A Posting For Meteorologists - The Future of Forecasting
2022 tornado, image by Ben Holcomb The NWS did not provide an advance warning of this Kansas tornado as the tornado was in progress when the warning was issued. |
[If you aren't a meteorologist or meteorology student, feel free to skip this post.]
On December 1, we published a piece outlining our recommendations pertaining to the future of the National Weather Service. There are serious issues pertaining to the way meteorologists are educated and trained in 2024 that desperately need to be addressed in 2025.
Today, I want to focus on one of the recommendations pertaining to meteorologists' training:
There is an expectation that meteorologists should be able to intervene and change a forecast when the computer forecasts are obviously wrong. But, as aviation safety has learned, there is no way for people to overrule defective automation output when they have little or no experience doing so.
An analogy: Why did Asiana Airlines Flight 214 crash in 2013 in clear weather on approach to San Francisco International airport? Because the pilot had not ever attempted to hand fly (e.g. without automation) a 777 during landing! Three died, 180 were injured, and a jumbo jet costing $440 million was destroyed. That is a close analogy to a meteorologist making an accurate intervention when it looks like the models are badly off. How can we expect them to make independent (of models) forecasts when they have no experience doing so?
I bring this up because of an insightful post at Twitter/X that applies to weather forecasting and storm warnings as well as to education in the broader sense:
Just had a fascinating lunch with a 22-year-old Stanford grad. Smart kid. Perfect resume. Something felt off though.
He kept pausing mid-sentence, searching for words. Not complex words - basic ones. Like his brain was buffering.
Finally asked if he was okay. His response floored me.
"Sometimes I forget words now. I'm so used to having ChatGPT complete my thoughts that when it's not there, my brain feels... slower."
He'd been using AI for everything. Writing, thinking, communication. It had become his external brain. And now his internal one was getting weaker.
Made me think about calculators. Remember how teachers said we needed to learn math because "you won't always have a calculator"? They were wrong about that.
But maybe they were right about something deeper.
We're running the first large-scale experiment on human cognition. What happens when an entire generation outsources their thinking?
Don’t get me wrong, I’m beyond excited about what AI and AI agents will do for people in the same way that I was excited in 2009 when the App Store was launched.
But thinking out loud you got to think this guy I met with isn't the onnnnnly one that's going to be completely dependent on AI.
This is a close analogy to the issues with the way meteorologists are trained and they practice their art/science. When I was being trained in college, OU had two ex-Air Force meteorologists who taught the forecasting portions of the curricula. While we were taught to use the nascent computer models, we were taught other ways of forecasting completely independent of the models.

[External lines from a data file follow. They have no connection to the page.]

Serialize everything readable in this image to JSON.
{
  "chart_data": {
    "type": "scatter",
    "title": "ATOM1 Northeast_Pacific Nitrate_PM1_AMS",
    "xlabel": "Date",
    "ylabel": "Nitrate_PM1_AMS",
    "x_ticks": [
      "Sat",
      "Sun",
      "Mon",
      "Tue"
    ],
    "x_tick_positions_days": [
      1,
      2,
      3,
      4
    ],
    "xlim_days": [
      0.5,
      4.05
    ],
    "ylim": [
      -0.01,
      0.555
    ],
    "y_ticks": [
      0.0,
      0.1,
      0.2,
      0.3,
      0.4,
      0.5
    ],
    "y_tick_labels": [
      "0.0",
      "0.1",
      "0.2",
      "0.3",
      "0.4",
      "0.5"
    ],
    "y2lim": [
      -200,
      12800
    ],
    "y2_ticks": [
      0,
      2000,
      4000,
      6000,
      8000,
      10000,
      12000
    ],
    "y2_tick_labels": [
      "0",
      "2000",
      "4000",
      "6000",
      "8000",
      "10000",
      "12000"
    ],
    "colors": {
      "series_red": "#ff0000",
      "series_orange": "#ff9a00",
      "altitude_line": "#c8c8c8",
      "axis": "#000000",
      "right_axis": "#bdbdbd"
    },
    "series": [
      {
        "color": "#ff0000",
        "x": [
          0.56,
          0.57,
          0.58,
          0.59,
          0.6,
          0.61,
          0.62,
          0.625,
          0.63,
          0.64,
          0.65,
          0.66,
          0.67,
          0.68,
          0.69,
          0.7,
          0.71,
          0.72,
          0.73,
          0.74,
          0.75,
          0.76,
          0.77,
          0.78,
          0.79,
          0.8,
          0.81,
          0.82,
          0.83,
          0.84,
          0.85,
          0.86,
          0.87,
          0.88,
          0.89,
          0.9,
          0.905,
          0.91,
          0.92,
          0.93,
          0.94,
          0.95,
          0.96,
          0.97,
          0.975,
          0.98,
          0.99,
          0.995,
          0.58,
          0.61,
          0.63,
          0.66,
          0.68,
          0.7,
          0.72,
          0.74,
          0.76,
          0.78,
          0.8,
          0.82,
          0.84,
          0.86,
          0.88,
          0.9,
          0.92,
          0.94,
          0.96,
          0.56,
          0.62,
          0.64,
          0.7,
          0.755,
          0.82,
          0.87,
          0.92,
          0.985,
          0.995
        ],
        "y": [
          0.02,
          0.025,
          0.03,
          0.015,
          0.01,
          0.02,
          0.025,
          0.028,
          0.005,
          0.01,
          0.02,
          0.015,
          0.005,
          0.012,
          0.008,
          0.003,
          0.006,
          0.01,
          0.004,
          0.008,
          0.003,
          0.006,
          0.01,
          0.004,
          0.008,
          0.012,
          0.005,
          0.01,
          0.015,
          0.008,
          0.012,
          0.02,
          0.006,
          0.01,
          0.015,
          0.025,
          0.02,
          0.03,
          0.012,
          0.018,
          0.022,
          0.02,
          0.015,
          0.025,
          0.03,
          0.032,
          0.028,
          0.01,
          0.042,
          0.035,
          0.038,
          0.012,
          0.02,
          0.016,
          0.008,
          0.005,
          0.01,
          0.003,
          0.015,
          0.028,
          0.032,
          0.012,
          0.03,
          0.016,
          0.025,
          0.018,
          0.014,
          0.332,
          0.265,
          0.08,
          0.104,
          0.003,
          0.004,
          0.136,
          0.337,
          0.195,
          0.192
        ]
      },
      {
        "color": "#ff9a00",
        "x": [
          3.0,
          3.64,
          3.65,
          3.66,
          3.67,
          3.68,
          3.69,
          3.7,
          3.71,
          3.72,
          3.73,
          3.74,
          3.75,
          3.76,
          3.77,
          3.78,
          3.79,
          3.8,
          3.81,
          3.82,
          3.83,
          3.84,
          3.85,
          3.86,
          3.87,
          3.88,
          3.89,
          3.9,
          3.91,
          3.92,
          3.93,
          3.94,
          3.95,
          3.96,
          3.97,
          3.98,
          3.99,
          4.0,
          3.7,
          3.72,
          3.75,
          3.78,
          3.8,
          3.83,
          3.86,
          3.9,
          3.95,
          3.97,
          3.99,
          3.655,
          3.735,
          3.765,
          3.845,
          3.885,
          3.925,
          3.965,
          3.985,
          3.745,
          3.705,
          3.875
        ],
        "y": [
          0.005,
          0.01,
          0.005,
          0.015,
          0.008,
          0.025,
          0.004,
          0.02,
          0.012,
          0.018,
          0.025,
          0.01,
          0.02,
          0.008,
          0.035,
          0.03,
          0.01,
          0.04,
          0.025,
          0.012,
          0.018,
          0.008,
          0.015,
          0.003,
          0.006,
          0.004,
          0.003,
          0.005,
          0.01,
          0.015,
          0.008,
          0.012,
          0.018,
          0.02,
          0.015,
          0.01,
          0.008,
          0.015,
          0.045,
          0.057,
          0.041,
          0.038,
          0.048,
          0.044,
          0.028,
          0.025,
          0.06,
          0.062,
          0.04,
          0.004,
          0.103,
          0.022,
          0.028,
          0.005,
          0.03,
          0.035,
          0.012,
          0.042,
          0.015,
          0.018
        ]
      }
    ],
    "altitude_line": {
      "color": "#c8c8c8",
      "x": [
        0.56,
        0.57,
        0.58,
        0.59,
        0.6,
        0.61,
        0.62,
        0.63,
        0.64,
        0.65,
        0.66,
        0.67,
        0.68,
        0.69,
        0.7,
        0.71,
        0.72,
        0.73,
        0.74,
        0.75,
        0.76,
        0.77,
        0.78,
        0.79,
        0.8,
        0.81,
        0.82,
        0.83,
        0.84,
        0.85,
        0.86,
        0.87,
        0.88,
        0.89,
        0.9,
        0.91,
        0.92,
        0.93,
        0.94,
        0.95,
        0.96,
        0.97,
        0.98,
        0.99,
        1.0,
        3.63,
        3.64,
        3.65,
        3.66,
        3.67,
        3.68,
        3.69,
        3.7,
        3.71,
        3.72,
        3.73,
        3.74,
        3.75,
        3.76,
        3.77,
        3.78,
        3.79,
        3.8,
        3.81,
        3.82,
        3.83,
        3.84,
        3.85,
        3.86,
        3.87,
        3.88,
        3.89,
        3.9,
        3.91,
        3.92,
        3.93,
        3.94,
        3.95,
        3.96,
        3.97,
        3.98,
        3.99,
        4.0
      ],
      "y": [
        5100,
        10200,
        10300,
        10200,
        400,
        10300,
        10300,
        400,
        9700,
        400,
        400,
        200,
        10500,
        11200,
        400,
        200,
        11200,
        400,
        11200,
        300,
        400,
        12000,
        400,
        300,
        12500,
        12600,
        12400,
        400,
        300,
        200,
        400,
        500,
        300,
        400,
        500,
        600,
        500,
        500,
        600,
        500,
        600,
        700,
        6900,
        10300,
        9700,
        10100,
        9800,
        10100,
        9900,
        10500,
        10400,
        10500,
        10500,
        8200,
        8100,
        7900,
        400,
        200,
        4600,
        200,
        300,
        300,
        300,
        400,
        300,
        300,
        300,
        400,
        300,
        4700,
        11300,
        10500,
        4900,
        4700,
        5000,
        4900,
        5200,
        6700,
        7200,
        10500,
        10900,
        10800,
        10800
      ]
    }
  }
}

Those methods still work great.
I'm told that in today's university meteorology curriculum, forecasting is often taught by a professor who has little to no "real world" forecasting experience and it is largely, "You can't make a better forecast than the models, so don't bother to try."
If you look at a comment from a NWS meteorologist at the bottom of the December 1 piece, it says,
"As someone who works in the NWS field office, the problem goes even deeper. We have been pushed and in come cases forced to utilize the National Blend of Models (NBM) with little or no forecaster intervention."This explains why expecting meteorologists to overrule the models in unusual, and especially high-impact, weather situations is completely unrealistic. That is, I believe, one of the reasons why the National Weather Service missed the damaging tornado that struck Scotts Valley, California, Saturday. The details of the warning miss are here.
How do I know? AccuWeather (and, before it, WeatherData, Inc.) trains its meteorologists in a different manner than the National Weather Service. With the benefit of that training, AccuWeather was able to provide an accurate tornado warning 16 minutes in advance to its clients in Scotts Valley.
The fact is, we know much more about optimum techniques for weather forecasting and storm warnings than we did in the 1970's. The suggestions I, and others, have made are a start until we can create a National Disaster Review Board.
Note: with finals and travel, and because of the importance of this piece to university students studying meteorology, I'm going to make this the featured blog piece into Saturday.
© 2024 Mike Smith Enterprises, LLC
"We're running the first large-scale experiment on human cognition. What happens when an entire generation outsources their thinking?"
ReplyDeleteI disagree with your assessment that this post should be for meteorologists.
Au contraire, mon frère . . . everybody should read that chilling post by Isenberg.
Sacred poop . . . I am not outsourcing my cognitive faculties . . . I don't trust it as far as I could toss your house.
I recommend unto you a book called More than meets the eye by Richard A. Swenson, MD In it, it reports that the human brain is the most complex physical object discovered by man. Subtitle: "Fascinating Glimpses of God's Power and Design" HIghly recommended.
Heck, Mike, AI would not give us nearly as good a book as Warnings . . . I would stake my reputation on that.
A high percentage of the time, I agree with you. Not today. Pushback: Everybody ought to read this post.